Originally from Calabria, south west Italy, Waverton local legend Giuseppe Tirinato descends from three generations of butchers. His shop, Giuseppe’s Gourmet Meats, is open seven days. Here, Giuseppe shares his top tops for cooking the perfect steak!

Cooking the perfect steak is easy! You just need to follow a few simple steps...

Prep: 10 mins

Cook: 5 mins

Ingredients: Choice of fast cooking steak such as Scotch Fillet, Sirloin or Eye Fillet


• Take the meat out of the fridge 20-30 minutes before cooking. This allows it to come to room temperature and ensures even cooking.

• Pat with paper towels, making sure the outside of the meat is as dry as possible before cooking. If you want to cut the fat off the steak, do it once it’s cooked as fat adds flavour and moisture to the meat. Brush the steaks with oil and season all over with salt and pepper.

• Preheat a large frying pan or BBQ to a high heat. If using a pan, the heavier the base, the better. Heavy-based pans hold heat longer and cook the meat evenly.

• It’s important not to overcrowd the pan or BBQ or the meat will stew rather than sear. Cook in batches or use two pans if needs be. You should hear a sizzle when the steak hits the pan.No sizzle means the pan isn’t hot enough.

• As a rule of thumb for a steak 22mm thick, cook for two mins each side for rare, 3-4 mins each side for medium-rare and 4-6 mins each side for medium. For well done, cook for 2-4 mins each side, turn the heat down and cook for 4-6 mins.

• Use the tip of your clean index finger to gently prod the steak. If it’s soft and squishy, it’s rare. If it’s soft but a bit springy, it’s medium-rare. Springy is medium and any firmer, it’s on its way to well done.

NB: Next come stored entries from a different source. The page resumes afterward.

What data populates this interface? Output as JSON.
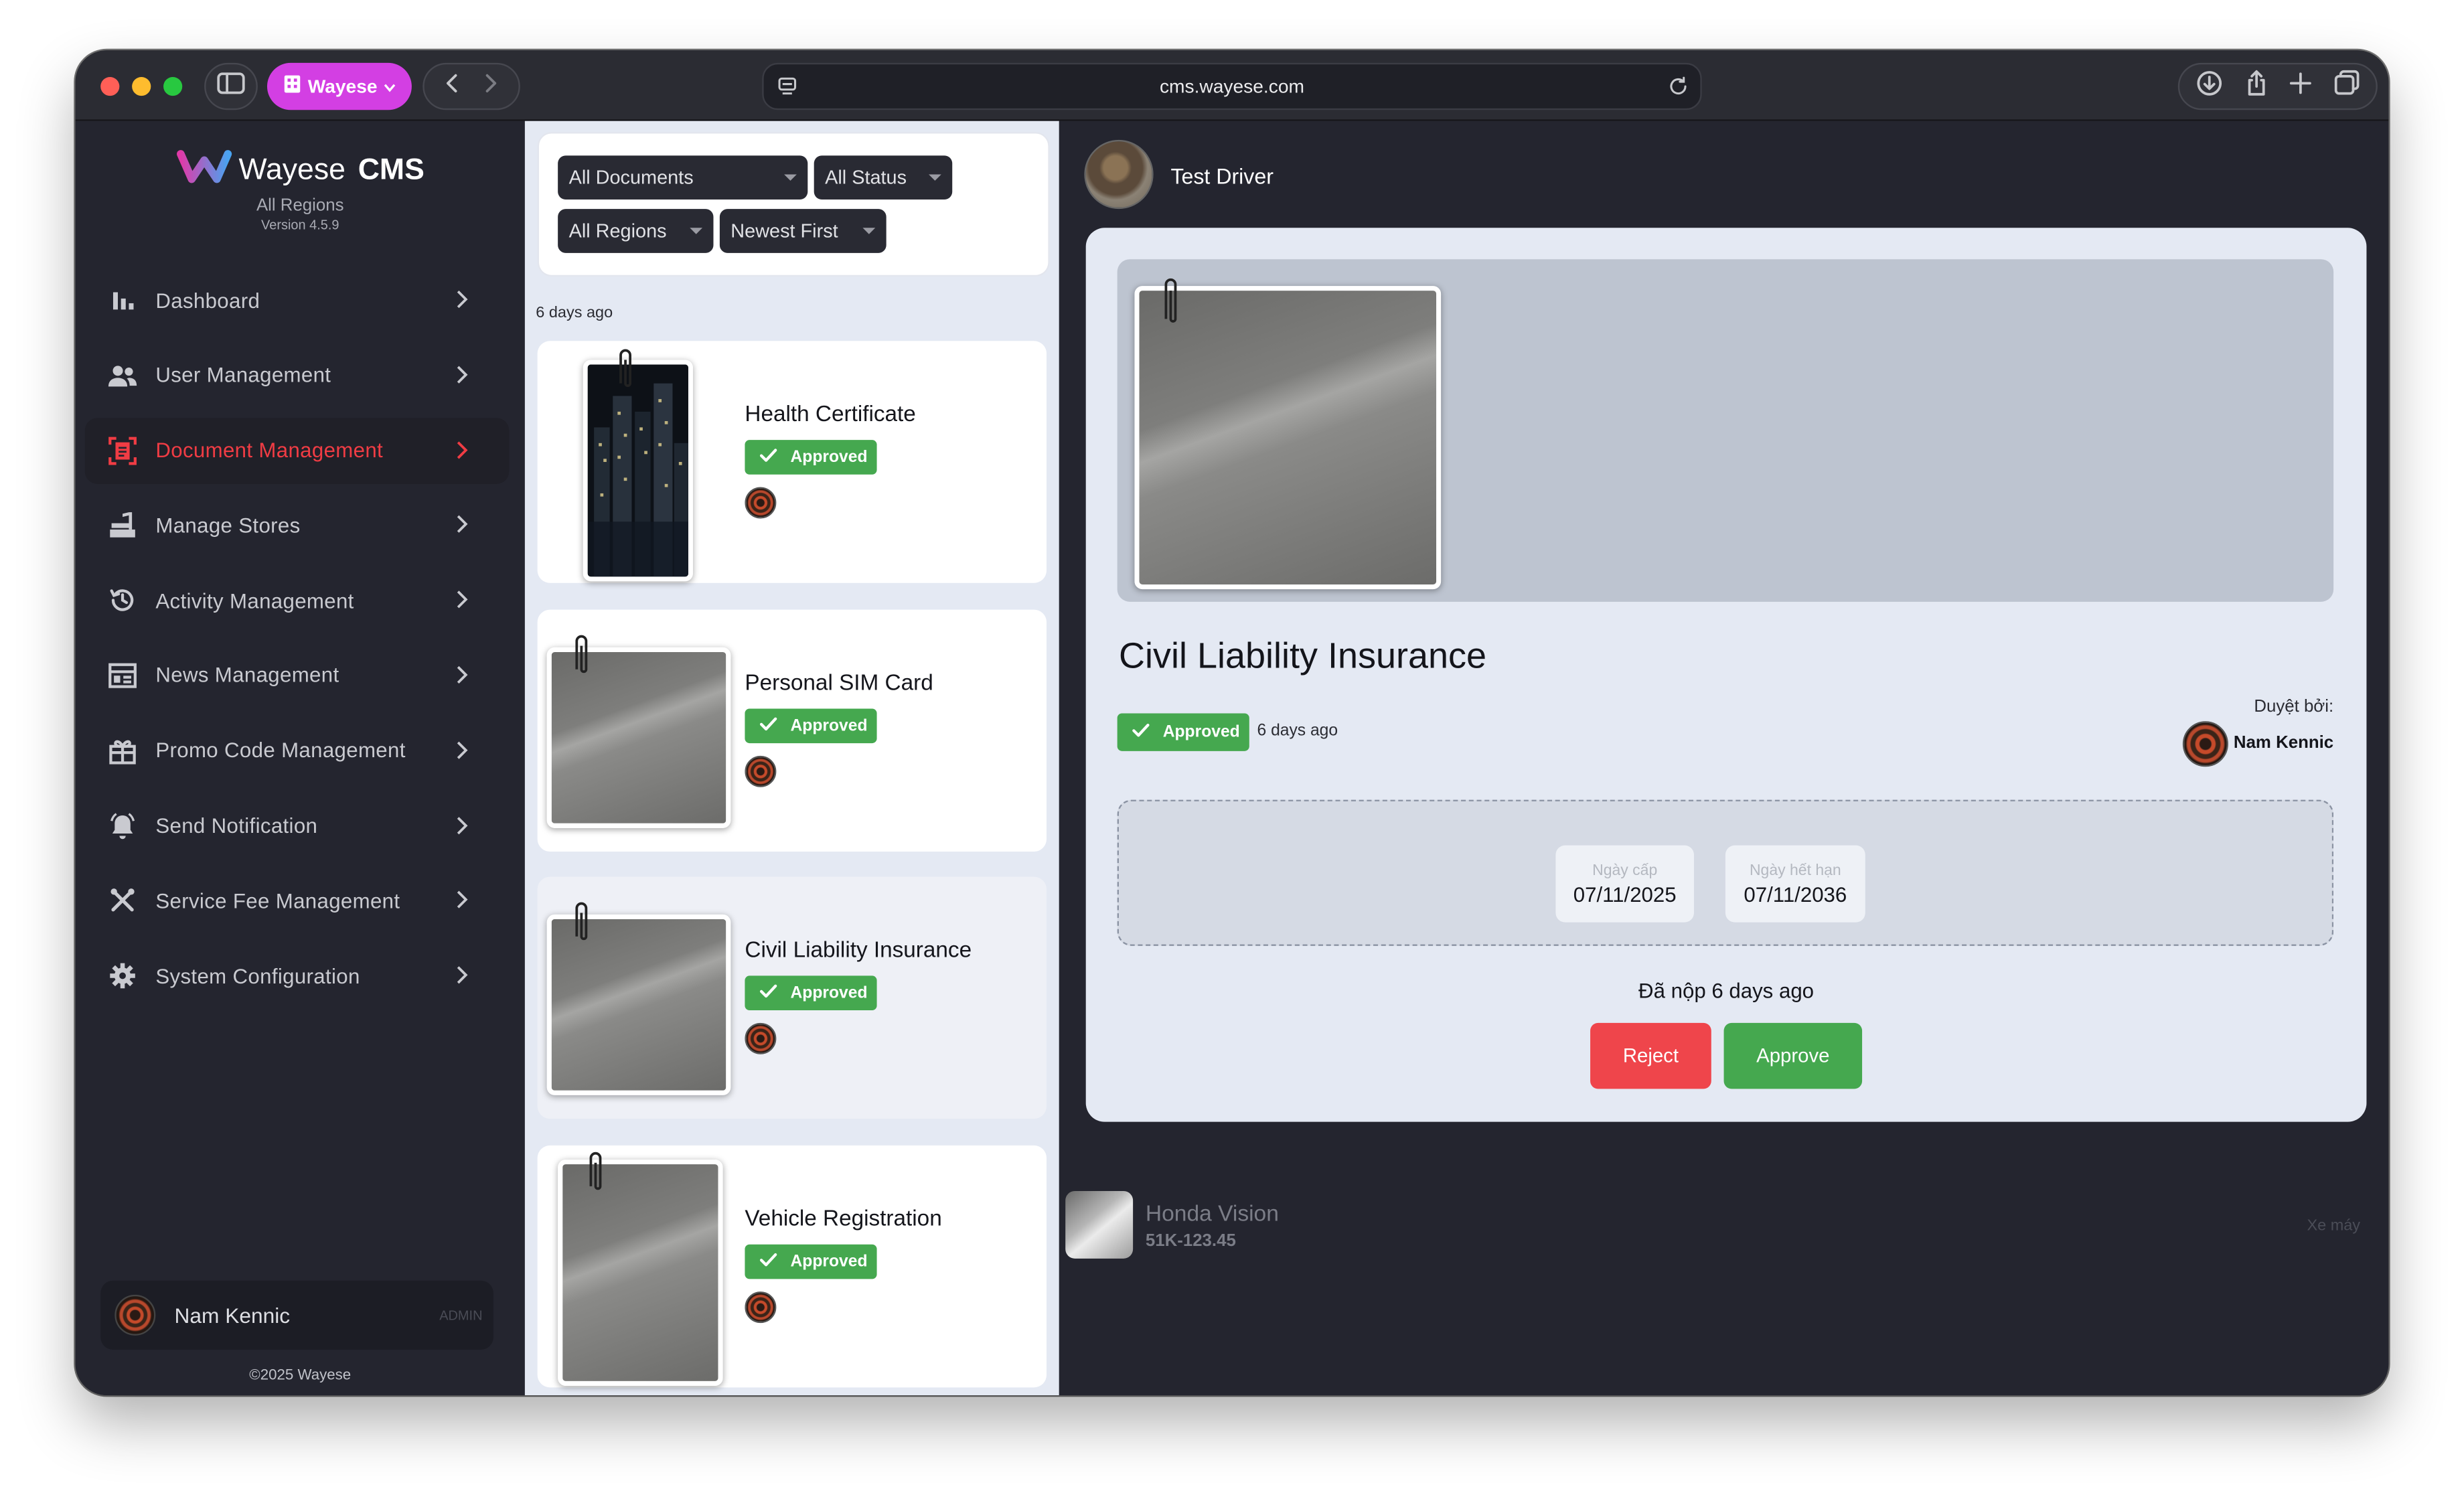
{
  "browser": {
    "workspace_label": "Wayese",
    "url": "cms.wayese.com"
  },
  "brand": {
    "name": "Wayese",
    "product": "CMS",
    "region": "All Regions",
    "version": "Version 4.5.9",
    "colors": {
      "logo_gradient": [
        "#e03aa8",
        "#4aa3f0"
      ],
      "accent": "#f03c44"
    }
  },
  "sidebar": {
    "items": [
      {
        "label": "Dashboard",
        "icon": "bar-chart-icon",
        "active": false
      },
      {
        "label": "User Management",
        "icon": "users-icon",
        "active": false
      },
      {
        "label": "Document Management",
        "icon": "document-scan-icon",
        "active": true
      },
      {
        "label": "Manage Stores",
        "icon": "store-icon",
        "active": false
      },
      {
        "label": "Activity Management",
        "icon": "history-icon",
        "active": false
      },
      {
        "label": "News Management",
        "icon": "newspaper-icon",
        "active": false
      },
      {
        "label": "Promo Code Management",
        "icon": "gift-icon",
        "active": false
      },
      {
        "label": "Send Notification",
        "icon": "bell-icon",
        "active": false
      },
      {
        "label": "Service Fee Management",
        "icon": "tools-icon",
        "active": false
      },
      {
        "label": "System Configuration",
        "icon": "gear-icon",
        "active": false
      }
    ],
    "user": {
      "name": "Nam Kennic",
      "role": "ADMIN"
    },
    "copyright": "©2025 Wayese"
  },
  "filters": {
    "documents": "All Documents",
    "status": "All Status",
    "regions": "All Regions",
    "sort": "Newest First"
  },
  "list": {
    "group_label": "6 days ago",
    "cards": [
      {
        "title": "Health Certificate",
        "status": "Approved",
        "selected": false
      },
      {
        "title": "Personal SIM Card",
        "status": "Approved",
        "selected": false
      },
      {
        "title": "Civil Liability Insurance",
        "status": "Approved",
        "selected": true
      },
      {
        "title": "Vehicle Registration",
        "status": "Approved",
        "selected": false
      }
    ]
  },
  "detail": {
    "driver_name": "Test Driver",
    "doc_title": "Civil Liability Insurance",
    "status": "Approved",
    "status_time": "6 days ago",
    "approved_by_label": "Duyệt bởi:",
    "approved_by": "Nam Kennic",
    "issue_date_label": "Ngày cấp",
    "issue_date": "07/11/2025",
    "expiry_date_label": "Ngày hết hạn",
    "expiry_date": "07/11/2036",
    "submitted": "Đã nộp 6 days ago",
    "reject_label": "Reject",
    "approve_label": "Approve",
    "colors": {
      "approved": "#45a84f",
      "reject": "#ef454b",
      "approve": "#45a84f"
    }
  },
  "vehicle": {
    "name": "Honda Vision",
    "plate": "51K-123.45",
    "type": "Xe máy"
  }
}
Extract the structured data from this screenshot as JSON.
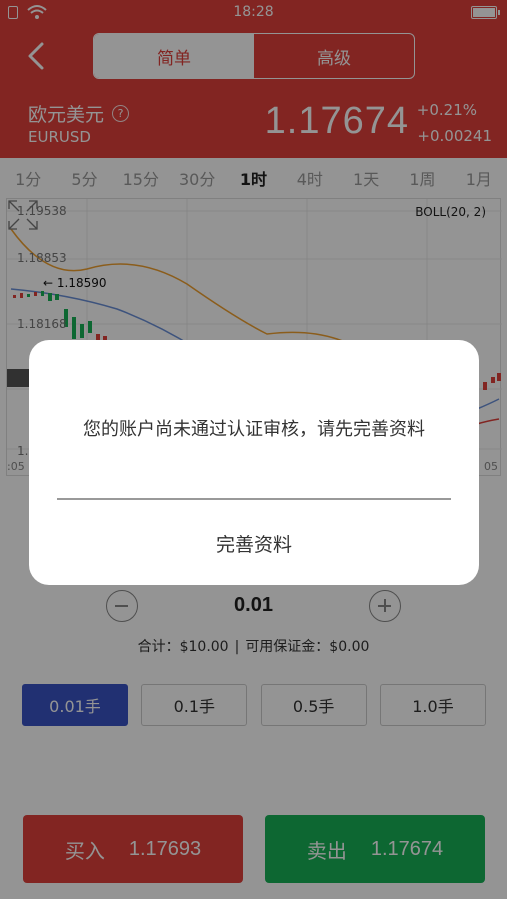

• Place the steaks onto a plate or wooden board, cover loosely with foil and rest for 6-7 minutes before slicing across the grain or serving. Resting allows the meat to relax and the juices return to the meat fibres This means the juices won’t run on to the plate when you cut the steak and results in more tender meat. Finish with a drizzle of extra virgin olive oil and some salt. Enjoy!